Los bordillos y los pavimentos urbanos

Los bordillos y los pavimentos urbanos son un elemento importante de las ciudades y de nuestro día a día. Como defienden los profesionales de Eiros, especialistas en hormigón y en la realización de los mismos, cada vez son necesarios que sean más solidarios con los ciudadanos, para que no sean un obstáculo, sino que ayuden a que mejore la calidad de vida.

Los pavimentos urbanos son un elemento que conecta al ciudadano y su entorno

El paisaje urbano tiene en el pavimento una parte externa y visible sobre la que se va desarrollando la labor de la ciudad, por lo que ayuda a dar forma a este espacio.

Los pavimentos urbanos permiten el uso de la vía pública externa con total seguridad y confort para los ciudadanos. Hablamos de que hay que establecer una serie de criterios de utilización y diseño donde se debe pensar en las necesidades que tienen los ciudadanos.

Por todo ello se debe profundizar en la selección del mejor material e ir buscando las características que tienen que tener el material, de tal manera que se mantengan inalterables por un periodo de tiempo razonable.

Por una ciudad accesible

Hay que luchar porque se establezcan una serie de relaciones entre las necesidades que pueda tener el peatón y los requisitos que deben tener los entornos urbanos, los cuales deben adecuar la ciudad a los peatones, pues es necesario que se introduce como principal variable, así como atender a la diversidad.

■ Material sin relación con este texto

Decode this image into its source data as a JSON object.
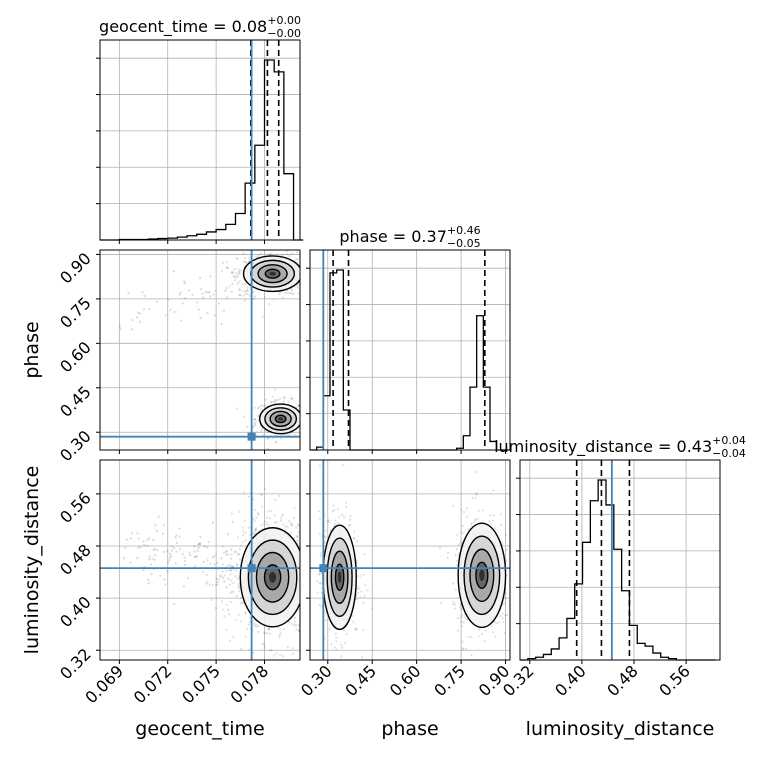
{
  "chart_data": {
    "type": "corner",
    "parameters": [
      "geocent_time",
      "phase",
      "luminosity_distance"
    ],
    "truth": {
      "geocent_time": 0.0772,
      "phase": 0.285,
      "luminosity_distance": 0.446
    },
    "colors": {
      "truth": "#4682b4",
      "hist": "#000000",
      "grid": "#b0b0b0",
      "quantile": "#000000"
    },
    "grid": true,
    "titles": {
      "geocent_time": {
        "name": "geocent_time",
        "median": "0.08",
        "plus": "+0.00",
        "minus": "−0.00"
      },
      "phase": {
        "name": "phase",
        "median": "0.37",
        "plus": "+0.46",
        "minus": "−0.05"
      },
      "luminosity_distance": {
        "name": "luminosity_distance",
        "median": "0.43",
        "plus": "+0.04",
        "minus": "−0.04"
      }
    },
    "axes": {
      "geocent_time": {
        "range": [
          0.0678,
          0.0802
        ],
        "ticks": [
          0.069,
          0.072,
          0.075,
          0.078
        ],
        "tick_labels": [
          "0.069",
          "0.072",
          "0.075",
          "0.078"
        ],
        "label": "geocent_time"
      },
      "phase": {
        "range": [
          0.24,
          0.915
        ],
        "ticks": [
          0.3,
          0.45,
          0.6,
          0.75,
          0.9
        ],
        "tick_labels": [
          "0.30",
          "0.45",
          "0.60",
          "0.75",
          "0.90"
        ],
        "label": "phase"
      },
      "luminosity_distance": {
        "range": [
          0.305,
          0.612
        ],
        "ticks": [
          0.32,
          0.4,
          0.48,
          0.56
        ],
        "tick_labels": [
          "0.32",
          "0.40",
          "0.48",
          "0.56"
        ],
        "label": "luminosity_distance"
      }
    },
    "marginals": {
      "geocent_time": {
        "edges": [
          0.0678,
          0.0684,
          0.069,
          0.0696,
          0.0702,
          0.0708,
          0.0714,
          0.072,
          0.0726,
          0.0732,
          0.0738,
          0.0744,
          0.075,
          0.0756,
          0.0762,
          0.0768,
          0.0774,
          0.078,
          0.0786,
          0.0792,
          0.0798,
          0.0804
        ],
        "counts": [
          0,
          0,
          1,
          1,
          1,
          2,
          3,
          4,
          6,
          9,
          12,
          17,
          22,
          33,
          56,
          120,
          200,
          380,
          355,
          140,
          0
        ],
        "quantiles": [
          0.07715,
          0.07818,
          0.07888
        ]
      },
      "phase": {
        "edges": [
          0.24,
          0.2625,
          0.285,
          0.3075,
          0.33,
          0.3525,
          0.375,
          0.3975,
          0.42,
          0.4425,
          0.465,
          0.4875,
          0.51,
          0.5325,
          0.555,
          0.5775,
          0.6,
          0.6225,
          0.645,
          0.6675,
          0.69,
          0.7125,
          0.735,
          0.7575,
          0.78,
          0.8025,
          0.825,
          0.8475,
          0.87,
          0.8925,
          0.915
        ],
        "counts": [
          0,
          5,
          95,
          310,
          315,
          70,
          0,
          0,
          0,
          0,
          0,
          0,
          0,
          0,
          0,
          0,
          0,
          0,
          0,
          0,
          0,
          0,
          3,
          25,
          110,
          235,
          110,
          15,
          0,
          0
        ],
        "quantiles": [
          0.318,
          0.37,
          0.83
        ]
      },
      "luminosity_distance": {
        "edges": [
          0.305,
          0.317,
          0.329,
          0.341,
          0.353,
          0.365,
          0.377,
          0.389,
          0.401,
          0.413,
          0.425,
          0.437,
          0.449,
          0.461,
          0.473,
          0.485,
          0.497,
          0.509,
          0.521,
          0.533,
          0.545,
          0.557,
          0.569,
          0.581,
          0.593,
          0.605
        ],
        "counts": [
          0,
          1,
          2,
          4,
          8,
          16,
          30,
          55,
          85,
          115,
          130,
          112,
          80,
          50,
          25,
          12,
          10,
          5,
          2,
          1,
          0,
          0,
          0,
          0,
          0
        ],
        "quantiles": [
          0.392,
          0.43,
          0.473
        ]
      }
    },
    "joint": [
      {
        "x": "geocent_time",
        "y": "phase",
        "modes": [
          {
            "cx": 0.079,
            "cy": 0.345,
            "sx": 0.00065,
            "sy": 0.025,
            "w": 0.5
          },
          {
            "cx": 0.0785,
            "cy": 0.835,
            "sx": 0.0009,
            "sy": 0.03,
            "w": 0.5
          }
        ],
        "tails": [
          {
            "from": [
              0.0772,
              0.8
            ],
            "to": [
              0.07,
              0.7
            ],
            "n": 70
          }
        ]
      },
      {
        "x": "geocent_time",
        "y": "luminosity_distance",
        "modes": [
          {
            "cx": 0.0785,
            "cy": 0.432,
            "sx": 0.001,
            "sy": 0.038,
            "w": 1.0
          }
        ],
        "tails": [
          {
            "from": [
              0.0772,
              0.44
            ],
            "to": [
              0.07,
              0.48
            ],
            "n": 150
          }
        ]
      },
      {
        "x": "phase",
        "y": "luminosity_distance",
        "modes": [
          {
            "cx": 0.34,
            "cy": 0.432,
            "sx": 0.028,
            "sy": 0.04,
            "w": 0.5
          },
          {
            "cx": 0.82,
            "cy": 0.435,
            "sx": 0.04,
            "sy": 0.04,
            "w": 0.5
          }
        ],
        "tails": []
      }
    ]
  }
}
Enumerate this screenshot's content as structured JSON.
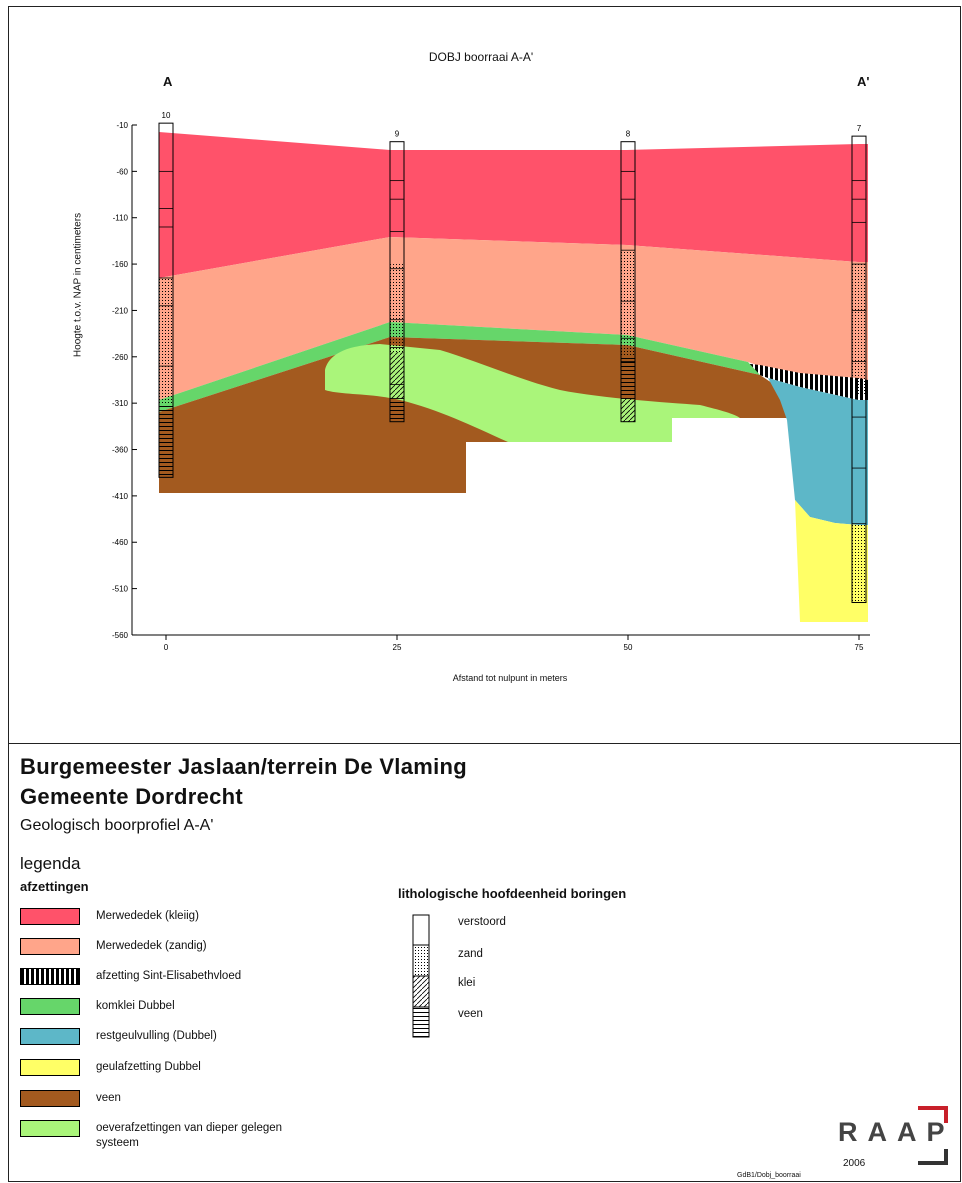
{
  "section": {
    "title": "DOBJ boorraai A-A'",
    "left_end": "A",
    "right_end": "A'",
    "y_axis_label": "Hoogte t.o.v. NAP in centimeters",
    "x_axis_label": "Afstand tot nulpunt in meters",
    "y_ticks": [
      "-10",
      "-60",
      "-110",
      "-160",
      "-210",
      "-260",
      "-310",
      "-360",
      "-410",
      "-460",
      "-510",
      "-560"
    ],
    "x_ticks": [
      "0",
      "25",
      "50",
      "75"
    ],
    "boreholes": [
      {
        "id": "10",
        "distance_m": 0,
        "top_cm": -8,
        "bottom_cm": -390
      },
      {
        "id": "9",
        "distance_m": 25,
        "top_cm": -28,
        "bottom_cm": -330
      },
      {
        "id": "8",
        "distance_m": 50,
        "top_cm": -28,
        "bottom_cm": -330
      },
      {
        "id": "7",
        "distance_m": 75,
        "top_cm": -22,
        "bottom_cm": -525
      }
    ]
  },
  "title": {
    "line1": "Burgemeester Jaslaan/terrein De Vlaming",
    "line2": "Gemeente Dordrecht",
    "subtitle": "Geologisch boorprofiel A-A'"
  },
  "legend": {
    "heading": "legenda",
    "afzettingen_heading": "afzettingen",
    "units": [
      {
        "label": "Merwededek (kleiig)",
        "color": "#ff526a"
      },
      {
        "label": "Merwededek (zandig)",
        "color": "#ffa58a"
      },
      {
        "label": "afzetting Sint-Elisabethvloed",
        "color": "#000000"
      },
      {
        "label": "komklei Dubbel",
        "color": "#66d66a"
      },
      {
        "label": "restgeulvulling (Dubbel)",
        "color": "#5db7c8"
      },
      {
        "label": "geulafzetting Dubbel",
        "color": "#ffff66"
      },
      {
        "label": "veen",
        "color": "#a35a1f"
      },
      {
        "label": "oeverafzettingen van dieper gelegen systeem",
        "color": "#aaf57a"
      }
    ],
    "lithology_heading": "lithologische hoofdeenheid boringen",
    "lithology": [
      "verstoord",
      "zand",
      "klei",
      "veen"
    ]
  },
  "footer": {
    "logo": "RAAP",
    "year": "2006",
    "file_ref": "GdB1/Dobj_boorraai"
  }
}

Ahora se buscan diseños urbanos más sostenibles, dando más importancia a los propios desplazamientos andando que al motorizado.

¿Qué características tienen que tener los pavimentos y bordillos?

Son fundamentales de cara a evitar que haya caídas. El acabado en superficie es importante, siempre debiendo seguir una serie de normas concretas. Todo va a depender de una serie de acabados y características, pero el pavimento tiene que poder evitar e ir reduciendo la velocidad de deslizamiento y la propia reacción del individuo, pues aumentará o disminuirá el desequilibrio y se evitarán las caídas.

Uno de los principales problemas aparecen cuando se analizan los datos a nivel estadístico de las caídas y vemos que son uno de los principales motivos de las lesiones que se producen de forma involuntaria.

Aunque tenemos una legislación, sí que es cierto que hay veces que el índice de resbaladicidad no se termina de cumplir, y sigue aumentando el número de caídas, especialmente de las personas mayores o que tienen algún tipo de discapacidad.

El caso es que los métodos de ensayo no piensan en la totalidad de usuarios ni en las condiciones de deambulación. Hay muchos factores y de lo más diversos, de carácter intrínseco y externos, donde individuo y ambiente influyen y mucho.

En España, hace años, el D.A.D.O. publicó una serie de datos que evidenciaban que muchos de los accidentes que se producían en la vida diaria coincidían en un factor común que causaba estos accidentes, el pavimento y que los usuarios debían ser atendidos en los hospitales debidamente.

No se le da la importancia que realmente tiene, pero muchas personas al año sufren caídas por el estado del pavimento o de los bordillos, lo que termina causando en los casos más graves la muerte de forma directa o indirecta, pero también lesiones que complican mucho la vida posterior de las personas afectadas.

Por este motivo, las administraciones deberían abogar por una mejor instalación e investigación en la calidad de los pavimentos, así como en los bordillos. Cierto es que el tiempo también puede ser un factor importante a la hora de mantener este tipo de instalaciones, pero tampoco estamos en un país del este de Europa que tenga temperaturas de 20 bajo cero en invierno, por lo que con una mejor atención e incidiendo en la calidad las cifras de accidentes se reducirían de manera importante.

Esperamos que de aquí y en adelante se vaya trabajando en este sentido, pues además es que a nivel social cada vez vemos cómo vivimos más años y son las personas mayores las que más accidentes de este tipo sufren, por lo que es vital que cuenten con un buen pavimento y bordillos en buenas condiciones y que no sean una auténtica trampa como vemos en muchas ciudades de nuestra geografía.

Estamos a tiempo de solucionar esto y para ello no queda otra que confiar en la investigación de las empresas del sector y en que las regulaciones de la administración sean acertadas y se vigile del cumplimiento, porque de no hacerse, estaremos en la misma situación que nos encontramos actualmente.